I was reading a passage from an old essay by Martin Gardner on the calculus of finite differences, and it seems to me that there is more that can and should be said about seemingly anomalous values of the function that counts the number of pieces into which some shape can be divided by $n$ straight cuts. Here's the passage:
"In applying Newton's formula to empirically obtained data, one sometimes comes up against an anomaly for the zero case. For instance, The Scientific American Book of Mathematical Puzzles & Diversions, page 149, gives the formula for the maximum number of pieces that can be produced by n simultaneous plane cuts through a doughnut. The formula is a cubic that can be obtained by applying Newton's formula to results obtained empirically, but it does not seem to apply to the zero case. When a doughnut is not cut at all, clearly there is one piece, whereas the formula says there should be no pieces.

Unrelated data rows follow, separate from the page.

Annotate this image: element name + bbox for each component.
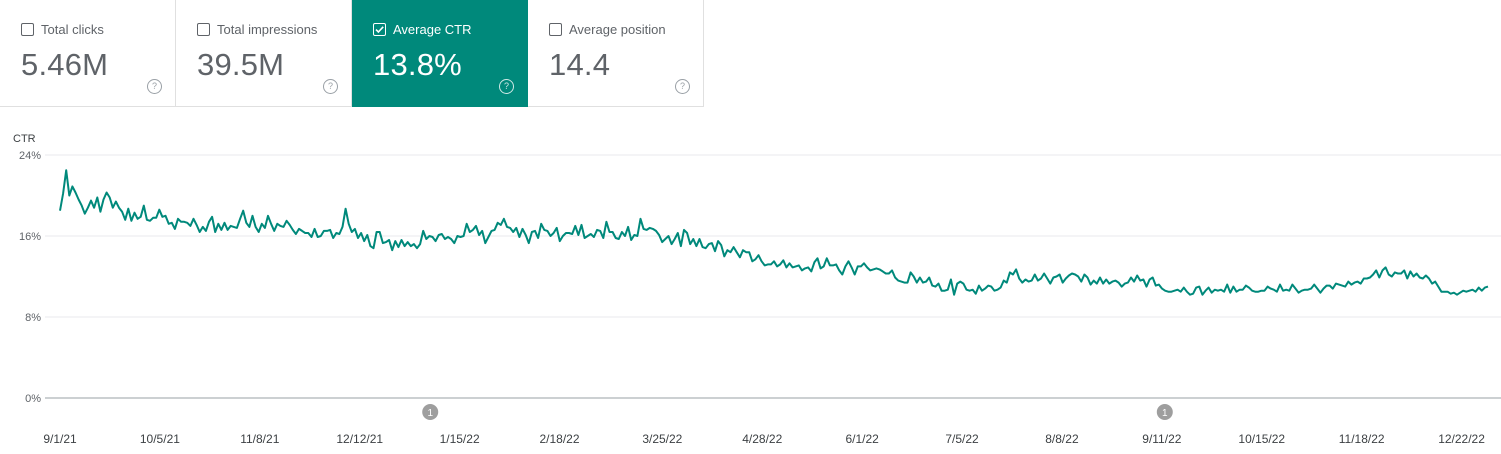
x-tick-label: 8/8/22 — [1045, 432, 1079, 446]
metric-card-total-clicks[interactable]: Total clicks 5.46M ? — [0, 0, 176, 107]
metric-card-average-position[interactable]: Average position 14.4 ? — [528, 0, 704, 107]
x-tick-label: 6/1/22 — [845, 432, 879, 446]
annotation-label: 1 — [427, 408, 433, 419]
metric-label: Total impressions — [217, 22, 318, 37]
checkbox-unchecked-icon[interactable] — [197, 23, 210, 36]
x-tick-label: 10/5/21 — [140, 432, 180, 446]
y-tick-label: 8% — [25, 312, 41, 324]
y-axis-label: CTR — [13, 133, 36, 145]
y-tick-label: 16% — [19, 231, 41, 243]
metric-label: Average position — [569, 22, 666, 37]
x-tick-label: 9/11/22 — [1142, 432, 1181, 446]
metric-label: Total clicks — [41, 22, 104, 37]
y-tick-label: 24% — [19, 150, 41, 162]
metric-cards: Total clicks 5.46M ? Total impressions 3… — [0, 0, 704, 107]
annotation-circle — [422, 404, 439, 420]
y-tick-label: 0% — [25, 393, 41, 405]
x-tick-label: 12/22/22 — [1438, 432, 1485, 446]
help-icon[interactable]: ? — [675, 79, 690, 94]
x-tick-label: 7/5/22 — [945, 432, 979, 446]
ctr-series-line — [59, 169, 1489, 296]
y-axis-ticks: 24% 16% 8% 0% — [19, 150, 41, 405]
metric-value: 13.8% — [373, 47, 462, 82]
metric-card-total-impressions[interactable]: Total impressions 39.5M ? — [176, 0, 352, 107]
annotation-label: 1 — [1162, 408, 1168, 419]
x-tick-label: 12/12/21 — [336, 432, 383, 446]
x-tick-label: 1/15/22 — [440, 432, 480, 446]
x-tick-label: 9/1/21 — [43, 432, 77, 446]
metric-label: Average CTR — [393, 22, 472, 37]
ctr-line-chart: CTR 24% 16% 8% 0% 9/1/21 10/5/21 11/8/21 12/12… — [13, 133, 1501, 446]
x-tick-label: 2/18/22 — [539, 432, 579, 446]
checkbox-unchecked-icon[interactable] — [21, 23, 34, 36]
checkbox-unchecked-icon[interactable] — [549, 23, 562, 36]
x-tick-label: 11/8/21 — [240, 432, 279, 446]
gridlines — [45, 154, 1501, 399]
x-tick-label: 11/18/22 — [1339, 432, 1385, 446]
x-tick-label: 3/25/22 — [642, 432, 682, 446]
metric-card-average-ctr[interactable]: Average CTR 13.8% ? — [352, 0, 528, 107]
annotation-circle — [1156, 404, 1173, 420]
metric-value: 5.46M — [21, 47, 109, 82]
checkbox-checked-icon[interactable] — [373, 23, 386, 36]
help-icon[interactable]: ? — [147, 79, 162, 94]
annotation-marker[interactable]: 1 — [1156, 404, 1173, 420]
series-lines — [59, 169, 1489, 296]
x-axis-ticks: 9/1/21 10/5/21 11/8/21 12/12/21 1/15/22 2/18/… — [43, 432, 1485, 446]
x-tick-label: 4/28/22 — [742, 432, 782, 446]
annotation-marker[interactable]: 1 — [422, 404, 439, 420]
metric-value: 39.5M — [197, 47, 285, 82]
x-tick-label: 10/15/22 — [1238, 432, 1285, 446]
help-icon[interactable]: ? — [499, 79, 514, 94]
help-icon[interactable]: ? — [323, 79, 338, 94]
metric-value: 14.4 — [549, 47, 611, 82]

To make the formula applicable, we must define "piece" as part of a doughnut produced by cutting. Where there is ambiguity about the zero case, one must extrapolate backward in the chart of differences and assume for the zero case a value that produces the desired first number in the last row of differences."
(The formula Gardner is referring to here is the cubic function $(n^3+3n^2+8n)/6$.)

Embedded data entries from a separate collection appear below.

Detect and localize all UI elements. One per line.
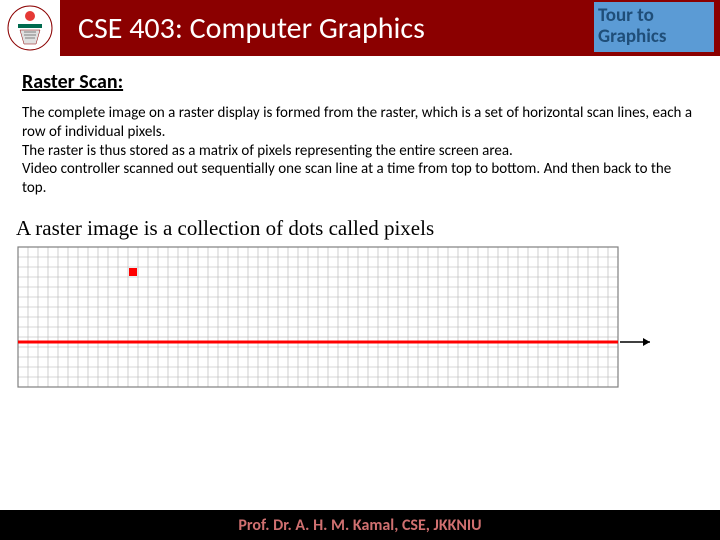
badge-line-2: Graphics [598,27,714,48]
body-text: The complete image on a raster display i… [22,104,698,198]
figure-caption: A raster image is a collection of dots c… [16,216,698,241]
slide-badge: Tour to Graphics [594,2,714,52]
section-title: Raster Scan: [22,70,698,94]
badge-line-1: Tour to [598,6,714,27]
footer-text: Prof. Dr. A. H. M. Kamal, CSE, JKKNIU [238,516,481,535]
footer-bar: Prof. Dr. A. H. M. Kamal, CSE, JKKNIU [0,510,720,540]
raster-grid-figure [16,245,698,396]
header-bar: CSE 403: Computer Graphics Tour to Graph… [0,0,720,56]
institution-logo [0,0,60,56]
content-area: Raster Scan: The complete image on a ras… [0,56,720,396]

My first thought was that a doughnut-shaped piece should count as "zero pieces" because its Euler measure is zero. However, if you think about slicing an annulus in 2D, you'll find that there's more to justifying anomalous cases than just taking Euler measure into account.

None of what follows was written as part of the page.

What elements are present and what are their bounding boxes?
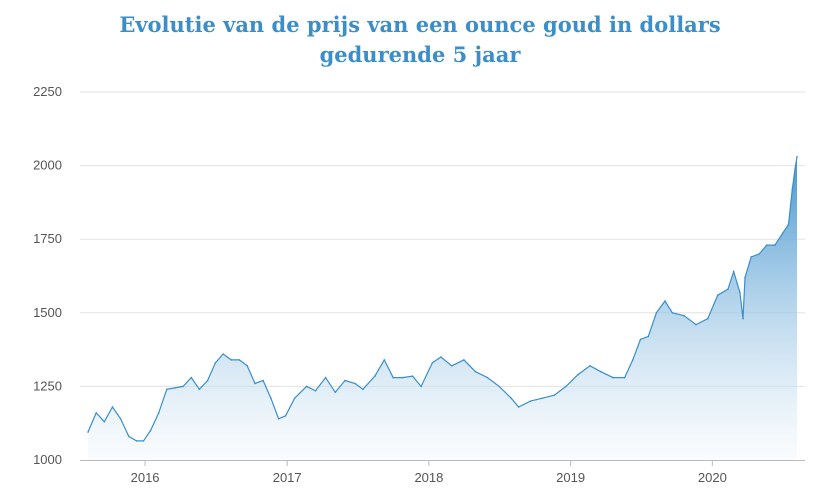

Has anyone come up with the "right" way to look at these functions of $n$? My instinct is that with properly chosen definition of "pieces" and "counting", the anomalies go away.
It would be especially nice if there were some combinatorial significance for values of these functions obtained by plugging in negative values of $n$ (cf. Ehrhart reciprocity and Stanley's result about evaluating the chromatic polynomial at $-1$).